Primary outcome measure: Correlation between the pre-operative liver health assessment score (Hepatica score - calculated by weighting future remnant liver volume by liver inflammation and fibrosis (LIF) score) and the post-operative liver function composite integer-based risk (Hyder-Pawlik) score.
Methods and analysis:
With ethical approval and fully-informed consent, individuals considering liver surgery for primary or secondary cancer will undergo clinical assessment, blood sampling, and LiverMultiScan multiparametric MRI before and after surgical liver resection or TACE. In nested cohorts of individuals undergoing chemotherapy prior to surgery, or those undergoing portal vein embolization (PVE) as an adjunct to surgery, an additional testing session prior to commencement of treatment will occur. Tissue will be examined histologically and by immunohistochemistry. Pre-operative liver health assessment scores and the post-operative risk scores will be correlated to define the ability of LiverMultiScan to predict the risk of post-operative morbidity and mortality. Because technology performance in this setting is unknown, a pragmatic sample size will be used. For the primary outcome, n=200 for the main cohort will allow detection of a minimum correlation coefficient of 0.2 with 5% significance and power of 80%.

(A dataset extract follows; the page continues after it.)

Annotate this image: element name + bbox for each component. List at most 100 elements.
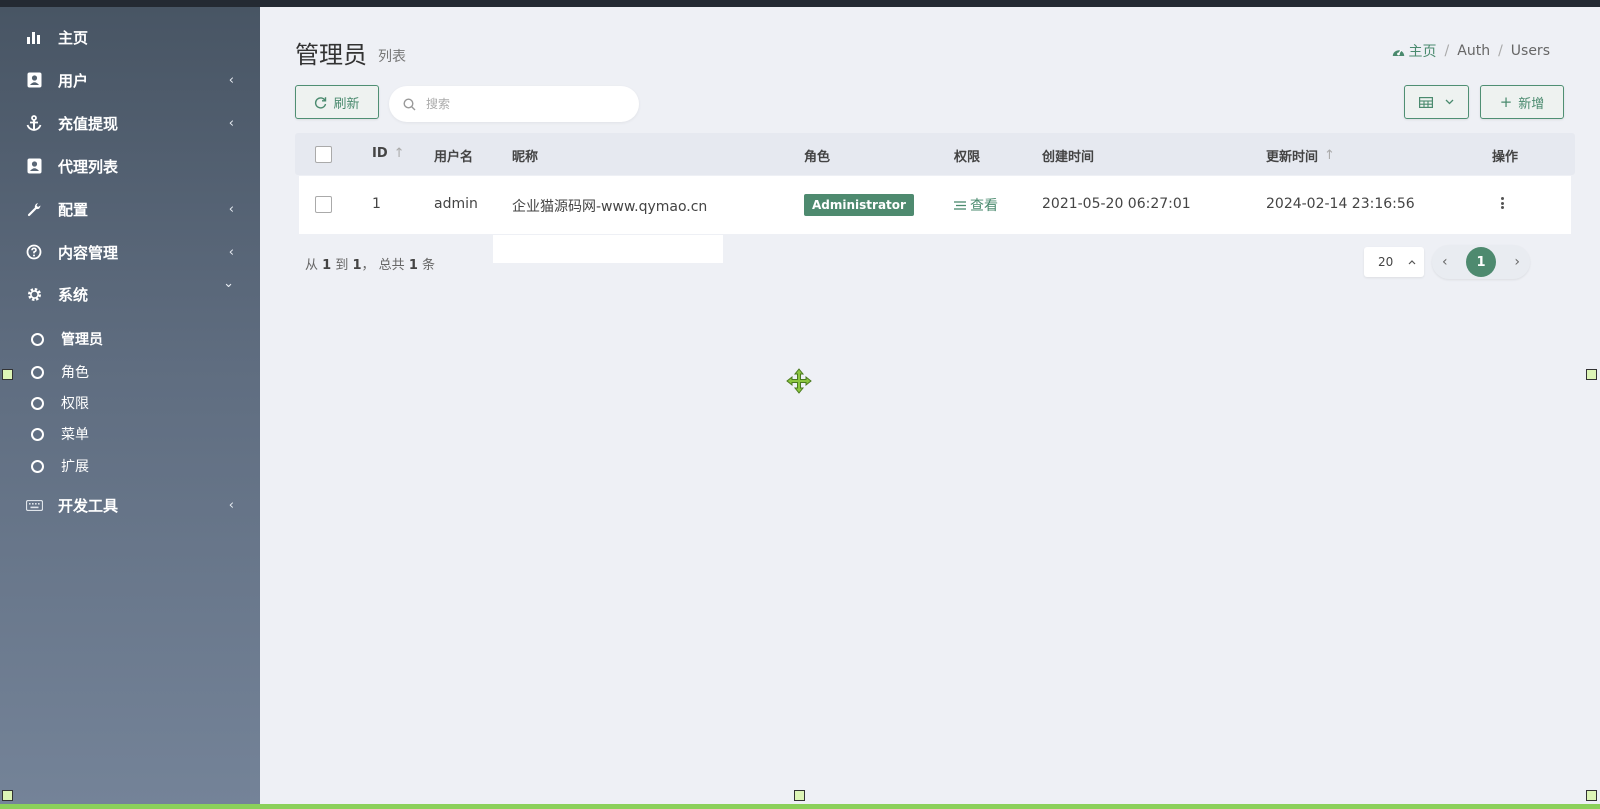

Discussion: This study will refine the technology and clinical application of multiparametric MRI (including LiverMultiScan), to quantify pre-existing liver health and predict post-intervention outcomes following liver resection. If successful, this study will advance the technology and support the use of multiparametric MRI as part of an enhanced pre-operative assessment to improve patient safety and to personalise operative risk assessment of liver surgery/non-surgical intervention.